In the comics, Castle is a SEAL-trained former Marine captain who served in Vietnam. His violent-vigilante persona takes root after his wife and child are killed by the mafia and the police are too corrupt to bring the killers to justice. Something about the Punisher skull immediately resonated with us. It reflected what most SEALs wanted to be downrange: death-dealing arbiters of justice, punishers of an evil enemy. We didn’t really
talk about this interpretation in Charlie Platoon. It was just one of those things that caught on and spread without effort—a potent meme finding its perfect audience. It was just cool. And we all wanted to look cool.

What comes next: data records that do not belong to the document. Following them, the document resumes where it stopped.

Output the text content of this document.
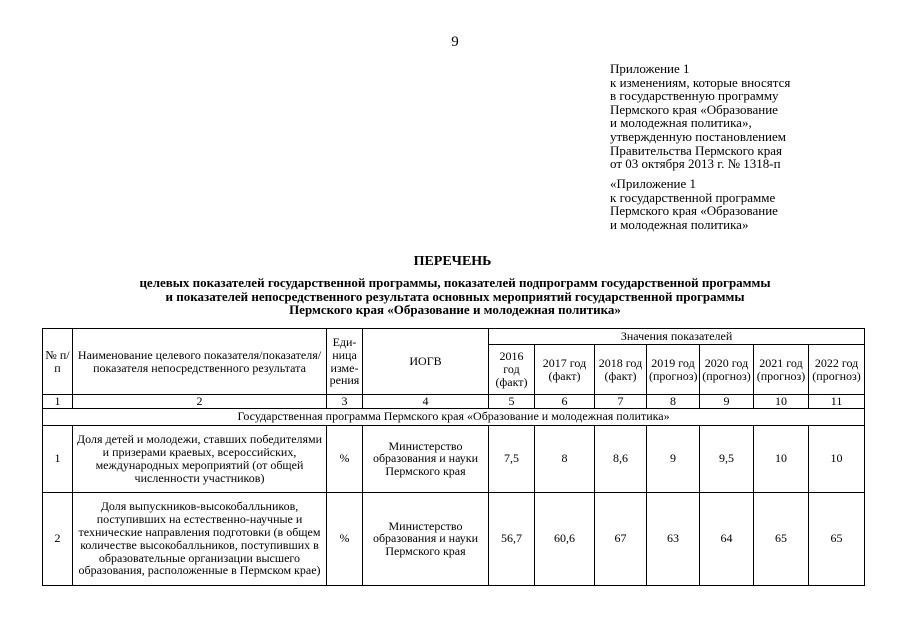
9
Приложение 1
к изменениям, которые вносятся
в государственную программу
Пермского края «Образование
и молодежная политика»,
утвержденную постановлением
Правительства Пермского края
от 03 октября 2013 г. № 1318-п
«Приложение 1
к государственной программе
Пермского края «Образование
и молодежная политика»
ПЕРЕЧЕНЬ
целевых показателей государственной программы, показателей подпрограмм государственной программы
и показателей непосредственного результата основных мероприятий государственной программы
Пермского края «Образование и молодежная политика»
№ п/п	Наименование целевого показателя/показателя/показателя непосредственного результата	Еди-ница изме-рения	ИОГВ	Значения показателей						
				2016 год (факт)	2017 год (факт)	2018 год (факт)	2019 год (прогноз)	2020 год (прогноз)	2021 год (прогноз)	2022 год (прогноз)
1	2	3	4	5	6	7	8	9	10	11
Государственная программа Пермского края «Образование и молодежная политика»										
1	Доля детей и молодежи, ставших победителями и призерами краевых, всероссийских, международных мероприятий (от общей численности участников)	%	Министерство образования и науки Пермского края	7,5	8	8,6	9	9,5	10	10
2	Доля выпускников-высокобалльников, поступивших на естественно-научные и технические направления подготовки (в общем количестве высокобалльников, поступивших в образовательные организации высшего образования, расположенные в Пермском крае)	%	Министерство образования и науки Пермского края	56,7	60,6	67	63	64	65	65
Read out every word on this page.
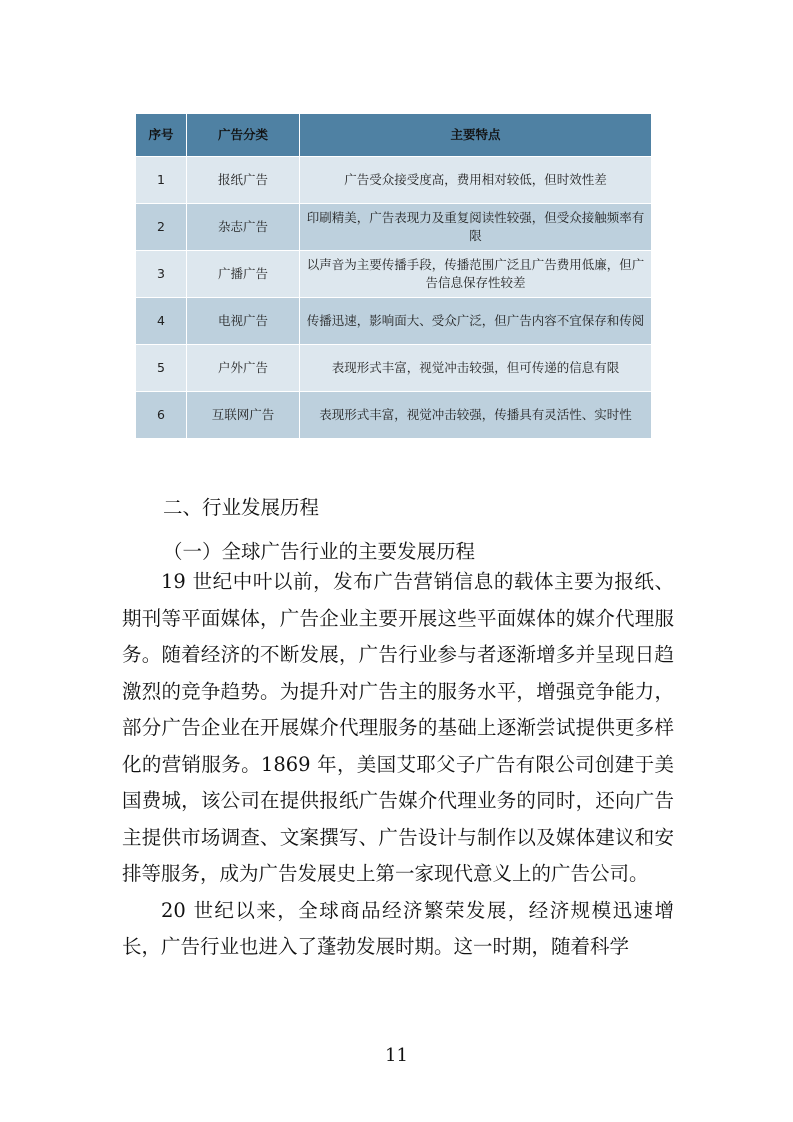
序号	广告分类	主要特点
1	报纸广告	广告受众接受度高，费用相对较低，但时效性差
2	杂志广告	印刷精美，广告表现力及重复阅读性较强，但受众接触频率有限
3	广播广告	以声音为主要传播手段，传播范围广泛且广告费用低廉，但广告信息保存性较差
4	电视广告	传播迅速，影响面大、受众广泛，但广告内容不宜保存和传阅
5	户外广告	表现形式丰富，视觉冲击较强，但可传递的信息有限
6	互联网广告	表现形式丰富，视觉冲击较强，传播具有灵活性、实时性
二、行业发展历程
（一）全球广告行业的主要发展历程

19 世纪中叶以前，发布广告营销信息的载体主要为报纸、期刊等平面媒体，广告企业主要开展这些平面媒体的媒介代理服务。随着经济的不断发展，广告行业参与者逐渐增多并呈现日趋激烈的竞争趋势。为提升对广告主的服务水平，增强竞争能力，部分广告企业在开展媒介代理服务的基础上逐渐尝试提供更多样化的营销服务。1869 年，美国艾耶父子广告有限公司创建于美国费城，该公司在提供报纸广告媒介代理业务的同时，还向广告主提供市场调查、文案撰写、广告设计与制作以及媒体建议和安排等服务，成为广告发展史上第一家现代意义上的广告公司。

20 世纪以来，全球商品经济繁荣发展，经济规模迅速增长，广告行业也进入了蓬勃发展时期。这一时期，随着科学

11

During work-up, the image quickly spread from one helmet in our platoon to all of them. Eventually, someone made a bigger stencil, and we all tagged the image on our body armor, wearing the Punisher icon on our chests and backs. Guys started tagging the skull on notebooks, assault packs, all over. In Iraq, we added the Punisher tag to our Humvees, blast shields, and just about anywhere we could fit it. It was the perfect icon for a bunch of Big Tough Frogmen, and our platoon was full of those. The phrase “Big Tough Frogmen” became an acronym, which became a noun, a verb, an adjective. We’d say things like “We’re just gonna get outside the wire and BTF around” or “Just BTF that gear over here” or “Time to BTF and show these muj what’s up.” A couple of the guys hated its overuse, which of course led to more overuse. The average SEAL in Charlie, also known as Cadillac Platoon, was at least six feet tall and two hundred pounds—a bunch of steely-eyed killers.

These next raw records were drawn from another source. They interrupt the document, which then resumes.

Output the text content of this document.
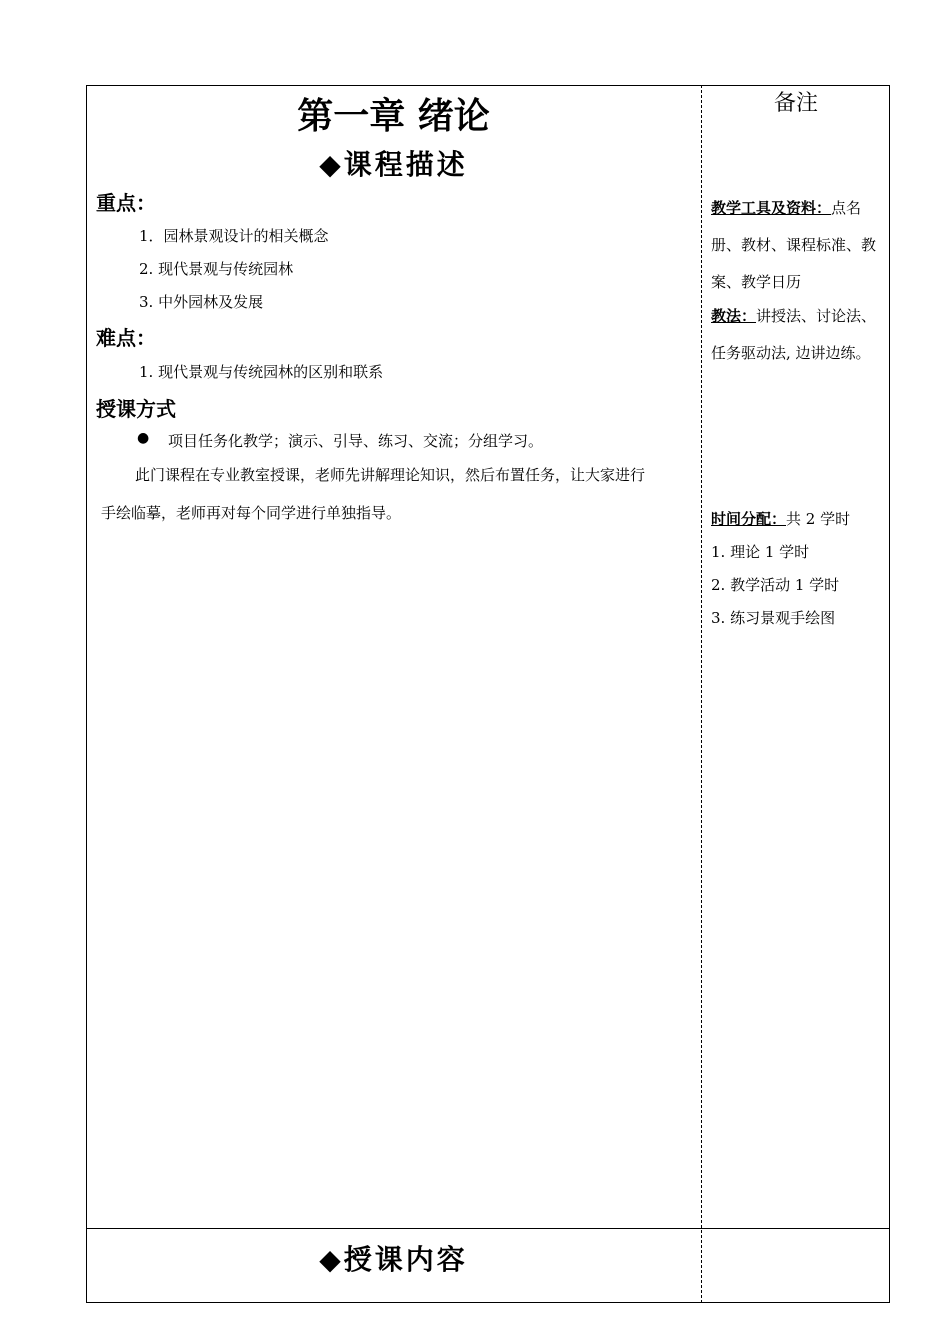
第一章 绪论
◆课程描述
重点：
1．园林景观设计的相关概念
2. 现代景观与传统园林
3. 中外园林及发展
难点：
1. 现代景观与传统园林的区别和联系
授课方式
● 项目任务化教学；演示、引导、练习、交流；分组学习。
此门课程在专业教室授课，老师先讲解理论知识，然后布置任务，让大家进行
手绘临摹，老师再对每个同学进行单独指导。
◆授课内容
备注
教学工具及资料：点名
册、教材、课程标准、教
案、教学日历
教法：讲授法、讨论法、
任务驱动法, 边讲边练。
时间分配：共 2 学时
1. 理论 1 学时
2. 教学活动 1 学时
3. 练习景观手绘图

After two weeks on the ground in Ramadi, I was ready to start earning our Punisher moniker. The monotony of unpacking gear, getting situated, and training Jundis was getting old. There is only so long you can keep a hound caged before you have to let him run.
We were tasked to move from Sharkbase to Camp Corregidor, a big Army base in the southeast corner of Ramadi—the area known as the Ma’Laab district. The Army was prepping for a major offensive there, and they requested our support. We were more than happy to oblige by getting in the fight.

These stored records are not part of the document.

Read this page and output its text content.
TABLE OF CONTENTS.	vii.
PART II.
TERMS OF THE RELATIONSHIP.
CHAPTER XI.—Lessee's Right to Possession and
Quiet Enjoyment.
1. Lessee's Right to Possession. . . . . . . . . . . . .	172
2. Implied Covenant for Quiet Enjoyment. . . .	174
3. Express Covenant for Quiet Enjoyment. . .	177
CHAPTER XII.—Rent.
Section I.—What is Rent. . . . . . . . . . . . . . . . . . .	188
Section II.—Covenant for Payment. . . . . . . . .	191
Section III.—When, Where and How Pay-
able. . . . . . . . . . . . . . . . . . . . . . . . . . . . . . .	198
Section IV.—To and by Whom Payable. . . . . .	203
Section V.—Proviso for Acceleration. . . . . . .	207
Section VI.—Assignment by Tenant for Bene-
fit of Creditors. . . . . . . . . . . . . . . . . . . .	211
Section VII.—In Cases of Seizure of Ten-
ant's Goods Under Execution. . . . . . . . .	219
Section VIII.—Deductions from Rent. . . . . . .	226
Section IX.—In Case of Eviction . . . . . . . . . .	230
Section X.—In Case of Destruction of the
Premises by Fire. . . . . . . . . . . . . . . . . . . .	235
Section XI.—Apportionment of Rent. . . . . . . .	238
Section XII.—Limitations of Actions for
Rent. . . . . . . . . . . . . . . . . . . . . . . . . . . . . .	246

The roughly seven-mile drive to Corregidor under the cover of darkness tempered my youthful aggression. Route Michigan, the main artery of transportation along the western front, was an easy target for terrorists and a magnet for IEDs. Michigan meandered lazily through
some of the bigger towns and cities in the west. Ramadi was not spared. The terrorists swarmed on Michigan like ants on a syrup strip.
I climbed into Vehicle 1’s turret, where I’d have a clear view of the scenery. I preferred the turret to sitting in the truck because of the fresher air and my two hands on a .50-cal to light up any threat that presented itself. I’ve always been a little claustrophobic, though I never admitted it to the guys back then. I hated being boxed into a Humvee on a blacked-out (no headlights) convoy, especially when the IED threat was high. I preferred to be on the offensive, head on a swivel, above the moondust that obstructs your view and sticks to your gums like the stink of the city.